天蒙蒙亮,雨停了,东方泛起蟹壳青。吴汉回望落鹰湾方向,火光已弱,黑烟却仍直冲霄汉,像一条扭动的乌龙,把草原与天空缝合在一起。他忽然想起邓晨在密信末尾的玩笑:“昔年张良火烧栈道,今日君烧粮道,皆是一把火定乾坤。只盼君火里生仁,别学项羽焚阿房。”吴汉咧嘴一笑,露出被北风吹裂的牙床:“仁不仁我不懂,只知道让敌人饿着肚子唱楚歌,比砍他脑袋更省事。”

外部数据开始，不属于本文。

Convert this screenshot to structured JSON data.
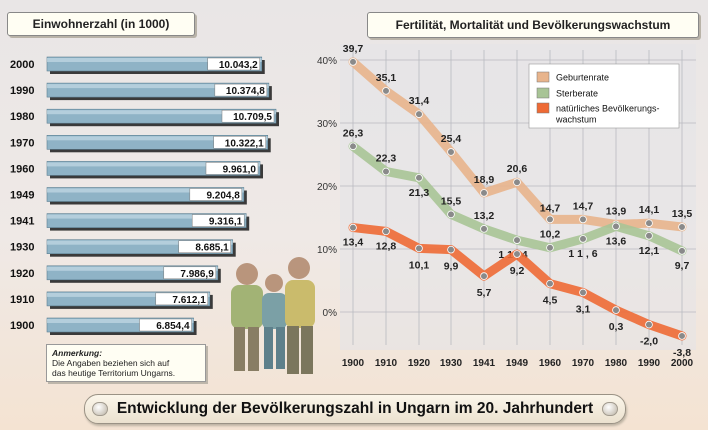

同一时刻,下游五十里,馆陶渡。耿弇率三千兵夫与两千民夫,正进行一场“沉默的爆破”——筑坝。清河于此处拐了个“S”形,左岸为石质断层,右岸是沙砾滩。耿弇采纳当地老渔翁建议,利用春季枯水期,在S弯颈部打下两排木桩,中间填以草袋装石,再覆以河泥与石块,层层夯实。表面看,只是加固河堤;实则暗留三口“活闸”,以粗麻绳系之,绳头藏于岸旁芦苇丛,只待上游来水暴涨或人工信号,一齐斩绳,便可瞬间形成一道临时水堰,抬高水位,倒灌铜马前营。
民夫们赤脚踩在冰水泥浆里,脚踝被碎石割得鲜血淋漓,却无一人呻吟。耿弇亲自下河搬石,裤腿冻成铁筒,行走时“咔啦”作响。有人劝他上岸烤火,他笑:“我脚冷,心里才记得住百姓更冷。”一句话,比北风更刺骨,却比火堆更暖人。三千兵夫因此昼夜轮班,无人退缩。
初二日夜,吴汉遣飞骑回报:落鹰湾火起,铜马前军恐将南撤,必走馆陶渡。耿弇当即决定提前斩绳放水。他命人于坝顶插白旗为号,旗倒即斩。自己则带百名死士潜伏右岸,人人嘴含芦管,以防咳嗽暴露。